Pourtant tout semblait sourire à cette entreprise nées sous de bons auspices et à laquelle le gouvernement mauritanien avait accordé un monopole étonnant pour 25 années. Cette entreprise dans laquelle étaient actionnaires les présidents Omar Hassan El Bechir et Mohamed Ould Abdel Aziz a connu ce fonctionnement éphémère du fait qu’elle n’a pas été bâtie sur des bases saines.
Dès l’entame de ses activités, Sahel Bunkering s’était distinguée par des pratiques peu orthodoxes et une protection politique à l’époque incompréhensible qui font que ses pratiques commerciales s’assimilaient plus à du racket qu’à une logique économique orthodoxe.
En effet L’ex Colonel Cheikh Ould Baya jouait le rôle de commercial (Une sorte de VRP de luxe) et obligeait tous les bateaux à se ravitailler exclusivement auprès de sahel Bunkering. (Rappelons que l’associé de Mohamed Ould Abdel Aziz, Hamady ould Bouchraya s’adonnait à la même activité ou presque en Guinée Bissau) Créée il y a moins de deux ans, Sahel Bunkering, est détenue hauteur de 34% par l’Etat mauritanien, qui y a mis de l’argent des contribuables.
Bien entendu avant l’arrivée de cette société, les prix qui étaient pratiqués par les autres opérateurs sont ceux de Las Palmas Plus 25 à 30 dollars Us par TM (Tonne métrique). Aussitôt, Sahel Bunkering les fixe à , Las Palmas plus 40 dollars avant de passer outre un accord avec la fédération des pêches et de les fixer à Las Palmas plus 70 dollars.

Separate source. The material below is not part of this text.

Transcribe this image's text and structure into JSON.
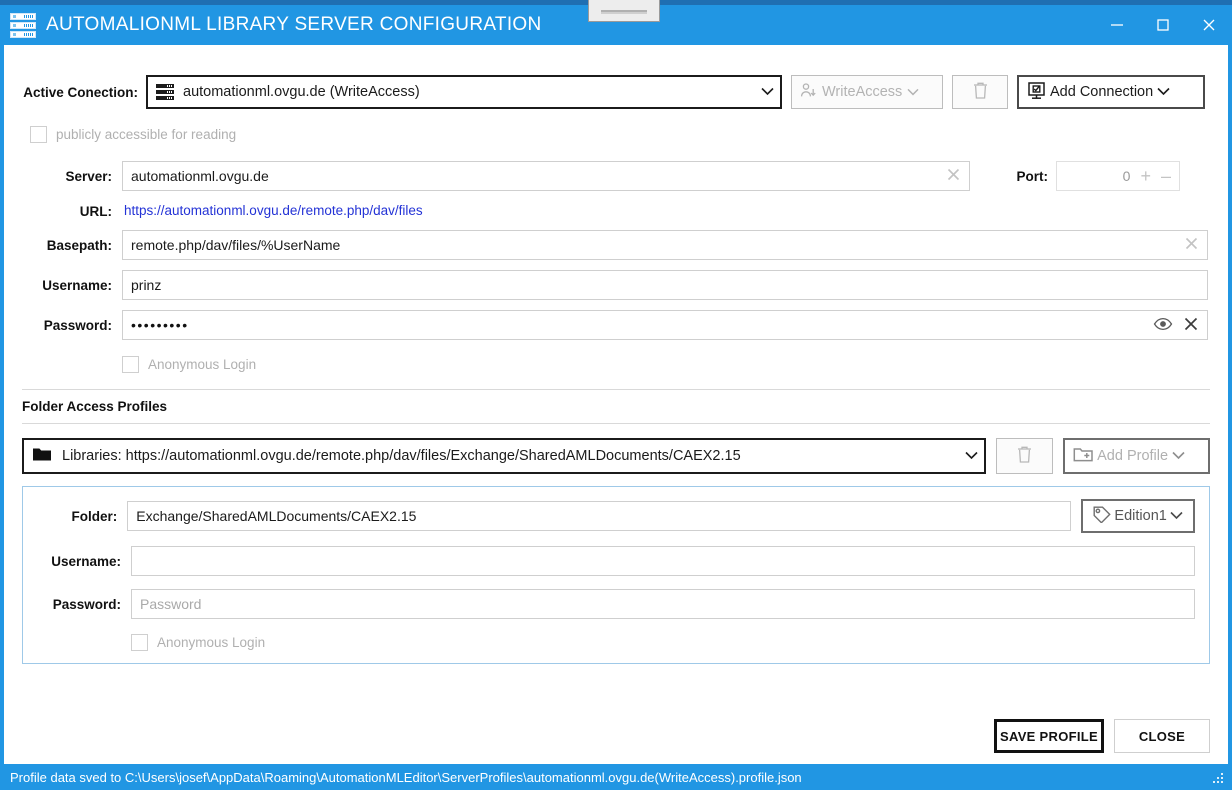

Pris à la gorge, les armateurs n’avaient d’autres choix que de se soumettre racket de Sahel Bunkering surtout que derrière elle se profilait l’ombre du tout puissant Colonel Cheikh Ould Baya prêt à dégainer à la moindre incartade et à frapper de ses foudres les bateaux récalcitrants.
Face à ces pratiques d’un autre âge, plusieurs navires auraient renoncé aux eaux mauritaniennes préférant aller au Sénégal voisin malgré des eaux moins riches mais assurés d’être traités équitablement.
Avant sa fermeture, Sahel Bunkering avait déjà vendu plus, 300 000TM fois 40 dollars soit un gain de plus 12 millions de dollars US. Bien entendue l’entreprise n’a pas payé ses impôts mais avait mis en place un système de rémunération qui était un véritable pillage de l’entreprise.
En effet le président du conseil d’administration, le Docteur Cheikh Ould Mokhtar Ould Horma, l’ex Ministre de la Santé qui avait été débarqué suite à un scandale de gestion y trouve un point de chute avec une rémunération de plus de 20.000 dollars par mois auxquels il faut ajouter un V8 de fonction, le domicile, l’ameublement et le téléphone.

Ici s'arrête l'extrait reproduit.